The truth is under threat from “extreme reality manipulation.” Aviv Ovadya, prophet of a looming “infocalypse,” speaks to the Brunswick Review about how business can fight back
Video tools now on the market allow one person’s face or voice to be replaced by another’s, creating what are known as “deepfakes” that can fool most viewers. Audio tools can replicate a person’s voice from samples. Anyone can be made to say anything.
Such hoaxes could be used to destabilize delicate situations like trade negotiations or criminal investigations, delegitimize reputable sources or slander celebrities or political candidates. They could also wreak global havoc: Imagine a convincing, but fake announcement by the President of the United States of a nuclear missile strike against North Korea.
In the spring of 2016, before the tsunami of “fake news” roiled the 2016 US presidential race, only a few saw the impending danger. A young MIT alumnus and Silicon Valley consultant named Aviv Ovadya was one.
“It became clear we were at an inflection point,” says Mr. Ovadya, now Chief Technologist for the University of Michigan’s new Center for Social Media Responsibility and a Knight News Innovation Fellow at Columbia University’s Tow Center for Digital Journalism. While noting that much good can come from these innovations, Mr. Ovadya compares the growing threat to that of nuclear weapons, and sees society’s awareness as myopic – “a one-inch view of the outside through the windshield” of a car careening out of control.
Over the past two years, his warning of a looming “infocalypse” has drawn attention, and Facebook, Twitter, Google and other platforms have put more resources into preventing malicious use of their products. The next step, Mr. Ovadya says, is a commitment to massive investment to develop countermeasures, and to allocate “nimble money” – talent pools and shared resources across organizations that can be deployed quickly as the fast-moving technology creates new threats.
Can you tell me a little about your background?
At MIT, I studied computer science. But a big part of the conversation in the community around me was about the impact of technology on society. During that time, I came to terms with the idea that maybe technology isn’t an unqualified good. It can change the way the world works; it can put you into a better world and it can put you into a worse world.
That was pretty formative – realizing that there’s a trade-off between the efficiency that comes from technology and resilience, which is often lost as a result. Technology can make the world much more fragile. I went on to get my Master’s at MIT and then spent a bunch of time in Silicon Valley, as a software engineer and product design consultant. But on the side, I was working on understanding some of these systems around technology and society.
About two years ago now it became clear that we were at an inflection point. The means of distribution of information was being manipulated, co-opted and optimized in a way that was really harmful for democracy, for public discourse, for health – for all these things that we clearly care about in society.
Not only was it very bad already, but it was going to get much worse very quickly. And there was nothing being done that would make it not continue to get worse. That was what triggered me into action. That isn’t acceptable. That isn’t a world I want to live in. So, I decided to focus my energies to see what I can do about that.

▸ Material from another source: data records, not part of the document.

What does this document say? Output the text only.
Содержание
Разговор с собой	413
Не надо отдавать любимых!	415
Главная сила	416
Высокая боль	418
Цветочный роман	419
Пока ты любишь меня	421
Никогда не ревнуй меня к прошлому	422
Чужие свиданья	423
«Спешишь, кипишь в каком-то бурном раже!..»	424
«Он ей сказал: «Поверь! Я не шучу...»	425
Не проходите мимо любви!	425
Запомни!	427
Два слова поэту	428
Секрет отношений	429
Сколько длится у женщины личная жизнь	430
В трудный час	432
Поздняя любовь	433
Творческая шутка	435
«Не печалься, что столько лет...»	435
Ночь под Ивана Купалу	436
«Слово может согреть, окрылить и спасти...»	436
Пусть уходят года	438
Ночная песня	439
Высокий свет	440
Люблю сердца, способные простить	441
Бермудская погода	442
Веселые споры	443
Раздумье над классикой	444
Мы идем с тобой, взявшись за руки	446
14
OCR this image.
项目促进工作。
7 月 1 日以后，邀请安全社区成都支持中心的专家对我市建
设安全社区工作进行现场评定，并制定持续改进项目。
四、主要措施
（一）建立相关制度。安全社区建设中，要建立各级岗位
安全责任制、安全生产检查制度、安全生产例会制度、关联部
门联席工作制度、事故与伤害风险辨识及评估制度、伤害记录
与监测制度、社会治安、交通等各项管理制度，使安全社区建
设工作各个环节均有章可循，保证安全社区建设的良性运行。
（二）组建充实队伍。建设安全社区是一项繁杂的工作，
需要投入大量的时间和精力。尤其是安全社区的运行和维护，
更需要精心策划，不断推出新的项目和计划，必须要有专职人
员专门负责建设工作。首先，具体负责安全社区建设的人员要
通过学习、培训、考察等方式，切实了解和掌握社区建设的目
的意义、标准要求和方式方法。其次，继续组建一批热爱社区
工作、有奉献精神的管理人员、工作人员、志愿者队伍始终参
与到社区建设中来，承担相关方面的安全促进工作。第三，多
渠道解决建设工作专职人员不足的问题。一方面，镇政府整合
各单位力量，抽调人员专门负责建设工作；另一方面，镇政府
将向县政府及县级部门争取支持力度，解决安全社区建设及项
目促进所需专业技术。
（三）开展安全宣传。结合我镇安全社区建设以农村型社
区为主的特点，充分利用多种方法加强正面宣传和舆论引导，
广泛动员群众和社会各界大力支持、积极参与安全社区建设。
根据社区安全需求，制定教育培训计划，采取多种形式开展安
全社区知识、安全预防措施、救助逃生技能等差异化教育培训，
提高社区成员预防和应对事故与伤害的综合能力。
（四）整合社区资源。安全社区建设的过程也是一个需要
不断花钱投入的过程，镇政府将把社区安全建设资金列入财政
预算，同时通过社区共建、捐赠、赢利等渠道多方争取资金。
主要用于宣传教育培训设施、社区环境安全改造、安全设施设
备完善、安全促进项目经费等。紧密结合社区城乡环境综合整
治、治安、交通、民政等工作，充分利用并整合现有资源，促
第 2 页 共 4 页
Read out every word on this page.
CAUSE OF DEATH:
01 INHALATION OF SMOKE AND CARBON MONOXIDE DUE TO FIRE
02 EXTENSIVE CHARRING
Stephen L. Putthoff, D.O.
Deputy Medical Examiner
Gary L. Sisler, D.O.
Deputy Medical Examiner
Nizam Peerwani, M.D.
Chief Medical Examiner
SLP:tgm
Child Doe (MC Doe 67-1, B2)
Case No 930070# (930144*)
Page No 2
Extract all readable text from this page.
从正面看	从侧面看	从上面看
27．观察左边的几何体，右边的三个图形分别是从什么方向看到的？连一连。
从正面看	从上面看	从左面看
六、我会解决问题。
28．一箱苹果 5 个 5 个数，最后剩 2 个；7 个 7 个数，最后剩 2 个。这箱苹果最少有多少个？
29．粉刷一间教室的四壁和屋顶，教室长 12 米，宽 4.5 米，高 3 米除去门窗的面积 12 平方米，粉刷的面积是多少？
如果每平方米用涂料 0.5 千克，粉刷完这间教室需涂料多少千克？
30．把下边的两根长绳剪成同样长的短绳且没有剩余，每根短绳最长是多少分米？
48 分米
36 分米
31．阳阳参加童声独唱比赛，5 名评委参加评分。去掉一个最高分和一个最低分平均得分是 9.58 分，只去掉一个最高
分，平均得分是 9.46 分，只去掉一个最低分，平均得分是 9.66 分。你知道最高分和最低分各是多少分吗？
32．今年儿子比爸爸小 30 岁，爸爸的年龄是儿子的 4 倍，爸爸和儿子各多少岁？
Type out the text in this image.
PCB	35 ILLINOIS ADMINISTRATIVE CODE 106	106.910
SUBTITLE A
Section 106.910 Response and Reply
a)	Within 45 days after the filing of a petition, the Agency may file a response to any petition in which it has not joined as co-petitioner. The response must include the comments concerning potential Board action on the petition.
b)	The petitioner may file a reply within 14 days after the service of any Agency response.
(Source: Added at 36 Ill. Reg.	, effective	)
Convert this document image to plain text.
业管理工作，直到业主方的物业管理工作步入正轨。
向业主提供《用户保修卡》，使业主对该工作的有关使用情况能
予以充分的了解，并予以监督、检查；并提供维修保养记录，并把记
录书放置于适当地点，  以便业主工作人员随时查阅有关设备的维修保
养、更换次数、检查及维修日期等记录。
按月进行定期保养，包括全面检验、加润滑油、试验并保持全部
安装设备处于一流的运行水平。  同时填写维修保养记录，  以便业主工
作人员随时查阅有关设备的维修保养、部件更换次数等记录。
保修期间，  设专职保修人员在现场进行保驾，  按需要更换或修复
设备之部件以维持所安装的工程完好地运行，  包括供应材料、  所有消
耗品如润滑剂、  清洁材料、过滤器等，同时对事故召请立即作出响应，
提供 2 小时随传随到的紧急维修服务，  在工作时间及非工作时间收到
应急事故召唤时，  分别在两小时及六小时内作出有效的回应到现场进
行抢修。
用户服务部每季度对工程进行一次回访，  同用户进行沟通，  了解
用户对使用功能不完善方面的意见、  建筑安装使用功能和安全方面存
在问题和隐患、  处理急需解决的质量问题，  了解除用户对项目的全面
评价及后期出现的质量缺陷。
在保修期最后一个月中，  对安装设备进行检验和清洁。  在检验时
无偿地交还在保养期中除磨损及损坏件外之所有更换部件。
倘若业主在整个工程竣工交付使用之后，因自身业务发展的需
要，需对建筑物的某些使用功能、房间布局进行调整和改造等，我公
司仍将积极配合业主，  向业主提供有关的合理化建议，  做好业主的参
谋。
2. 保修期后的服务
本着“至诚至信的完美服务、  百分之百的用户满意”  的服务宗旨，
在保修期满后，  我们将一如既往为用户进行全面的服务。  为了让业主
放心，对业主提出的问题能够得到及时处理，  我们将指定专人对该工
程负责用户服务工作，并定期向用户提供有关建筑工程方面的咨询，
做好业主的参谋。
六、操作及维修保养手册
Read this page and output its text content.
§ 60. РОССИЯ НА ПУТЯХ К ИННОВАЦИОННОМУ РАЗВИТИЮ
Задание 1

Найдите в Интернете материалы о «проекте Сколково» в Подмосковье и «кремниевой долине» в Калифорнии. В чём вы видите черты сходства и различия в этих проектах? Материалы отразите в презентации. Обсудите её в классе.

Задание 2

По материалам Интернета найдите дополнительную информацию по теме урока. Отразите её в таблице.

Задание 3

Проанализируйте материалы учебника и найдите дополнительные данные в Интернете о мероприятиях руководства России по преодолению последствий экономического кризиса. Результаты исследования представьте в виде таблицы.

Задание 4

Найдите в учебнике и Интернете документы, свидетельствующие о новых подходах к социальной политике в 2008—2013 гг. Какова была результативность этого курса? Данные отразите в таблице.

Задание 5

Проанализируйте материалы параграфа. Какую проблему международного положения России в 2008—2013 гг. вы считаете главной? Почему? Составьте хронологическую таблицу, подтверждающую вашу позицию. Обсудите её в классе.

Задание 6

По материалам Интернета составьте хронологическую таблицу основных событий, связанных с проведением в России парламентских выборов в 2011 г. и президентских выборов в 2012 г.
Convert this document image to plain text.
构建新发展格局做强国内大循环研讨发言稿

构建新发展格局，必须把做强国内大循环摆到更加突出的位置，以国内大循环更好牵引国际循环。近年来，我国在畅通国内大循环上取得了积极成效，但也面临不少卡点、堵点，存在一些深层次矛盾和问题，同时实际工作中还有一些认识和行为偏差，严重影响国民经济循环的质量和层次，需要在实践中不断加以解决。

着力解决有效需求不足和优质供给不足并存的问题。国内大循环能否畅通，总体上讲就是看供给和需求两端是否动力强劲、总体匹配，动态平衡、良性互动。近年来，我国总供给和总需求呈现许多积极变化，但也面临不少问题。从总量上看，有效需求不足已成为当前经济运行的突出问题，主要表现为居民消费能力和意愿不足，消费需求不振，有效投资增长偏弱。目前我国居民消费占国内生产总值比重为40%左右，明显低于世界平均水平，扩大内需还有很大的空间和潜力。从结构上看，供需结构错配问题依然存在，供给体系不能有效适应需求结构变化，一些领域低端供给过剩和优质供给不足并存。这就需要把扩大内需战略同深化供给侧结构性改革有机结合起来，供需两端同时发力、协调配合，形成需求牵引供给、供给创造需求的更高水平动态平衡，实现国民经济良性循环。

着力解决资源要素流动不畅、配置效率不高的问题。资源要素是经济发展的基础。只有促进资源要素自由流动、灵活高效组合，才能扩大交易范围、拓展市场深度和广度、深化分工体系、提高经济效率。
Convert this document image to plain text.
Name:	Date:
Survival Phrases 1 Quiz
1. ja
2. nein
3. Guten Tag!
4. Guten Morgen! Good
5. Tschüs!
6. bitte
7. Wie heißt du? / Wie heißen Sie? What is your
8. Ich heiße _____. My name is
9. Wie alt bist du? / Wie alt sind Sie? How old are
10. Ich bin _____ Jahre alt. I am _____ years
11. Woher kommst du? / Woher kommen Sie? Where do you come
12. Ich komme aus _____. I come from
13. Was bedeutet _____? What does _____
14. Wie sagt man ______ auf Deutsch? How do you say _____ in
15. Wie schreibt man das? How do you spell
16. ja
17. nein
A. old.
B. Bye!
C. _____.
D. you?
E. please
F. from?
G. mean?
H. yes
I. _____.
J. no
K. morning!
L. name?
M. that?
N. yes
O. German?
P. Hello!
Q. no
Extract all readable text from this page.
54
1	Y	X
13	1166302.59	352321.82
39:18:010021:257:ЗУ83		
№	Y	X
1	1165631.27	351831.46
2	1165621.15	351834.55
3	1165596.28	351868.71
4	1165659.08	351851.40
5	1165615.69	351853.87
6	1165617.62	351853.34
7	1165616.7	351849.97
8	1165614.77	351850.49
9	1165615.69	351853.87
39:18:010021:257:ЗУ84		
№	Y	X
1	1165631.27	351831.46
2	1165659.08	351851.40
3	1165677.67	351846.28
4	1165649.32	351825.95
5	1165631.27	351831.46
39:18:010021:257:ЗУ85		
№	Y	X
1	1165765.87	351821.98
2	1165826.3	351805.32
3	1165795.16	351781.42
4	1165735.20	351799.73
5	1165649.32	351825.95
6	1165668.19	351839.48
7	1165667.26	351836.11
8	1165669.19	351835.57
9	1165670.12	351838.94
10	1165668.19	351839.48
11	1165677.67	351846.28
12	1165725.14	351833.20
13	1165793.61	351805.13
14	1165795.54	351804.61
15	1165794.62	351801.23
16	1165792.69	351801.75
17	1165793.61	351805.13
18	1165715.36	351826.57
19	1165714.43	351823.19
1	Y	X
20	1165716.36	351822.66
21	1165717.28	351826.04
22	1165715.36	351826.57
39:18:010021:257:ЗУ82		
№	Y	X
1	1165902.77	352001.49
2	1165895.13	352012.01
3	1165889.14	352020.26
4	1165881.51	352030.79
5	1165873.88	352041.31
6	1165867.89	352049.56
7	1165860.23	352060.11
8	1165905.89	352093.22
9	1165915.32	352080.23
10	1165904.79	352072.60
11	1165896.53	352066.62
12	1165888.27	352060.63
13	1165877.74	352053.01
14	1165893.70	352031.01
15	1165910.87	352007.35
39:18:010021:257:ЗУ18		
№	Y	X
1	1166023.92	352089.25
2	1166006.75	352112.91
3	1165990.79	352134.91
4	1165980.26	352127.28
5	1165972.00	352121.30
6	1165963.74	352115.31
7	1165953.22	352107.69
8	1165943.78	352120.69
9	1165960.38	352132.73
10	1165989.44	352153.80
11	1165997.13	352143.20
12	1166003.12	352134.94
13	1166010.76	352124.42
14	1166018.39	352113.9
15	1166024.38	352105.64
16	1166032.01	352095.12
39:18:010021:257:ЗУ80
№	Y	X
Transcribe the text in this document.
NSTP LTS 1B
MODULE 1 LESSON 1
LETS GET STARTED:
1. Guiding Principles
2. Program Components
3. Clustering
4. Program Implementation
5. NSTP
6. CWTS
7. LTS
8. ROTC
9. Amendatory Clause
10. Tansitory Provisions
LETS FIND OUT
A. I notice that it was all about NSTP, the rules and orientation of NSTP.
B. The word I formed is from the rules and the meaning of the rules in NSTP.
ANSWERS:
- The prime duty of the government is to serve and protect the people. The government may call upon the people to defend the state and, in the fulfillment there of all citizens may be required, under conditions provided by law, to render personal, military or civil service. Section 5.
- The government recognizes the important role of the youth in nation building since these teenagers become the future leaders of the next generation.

What kind of reception did you get when you started to spread the word about this in 2016?
Probably the most common response was, “That’s not actually a problem. Prove to me that it’s a problem.” You still hear some of that: “This has always been true. Nothing’s new.” But there’s a lot of evidence to the contrary at this point.
It’s sort of like saying, “Nukes aren’t really a problem because there was always war.” Well, they actually are. They changed the game in a way that wasn’t possible before and as a result, you need to change the entire face of diplomacy, among other things. It’s true, nukes don’t do anything new – you could use a spear to kill someone. But at some level, it’s definitely new – in terms of the scale and scope, for instance.
Do you think the impact of “fake news” in the election helped prove your point?
Yes, there’s a lot more interest – whether or not there’s actually been effective investment. But that’s starting to happen and it’s good to see. It’s still too little, too slow. It’s a big ship, but when you’ve decided you want to move it, it can be moved quick.
There are organizations that have invested single-digit millions of dollars, where tens of millions actually need to be invested by many different organizations across the board – and billions across the ecosystem – to address these threats as they continue to spiral.
Likewise, it’s good to see some of the platforms taking this seriously. Even people at the very top in some cases are owning up, saying, “Hey, we didn’t do a great job.” The more that happens, the more likely it is that there will be significant progress.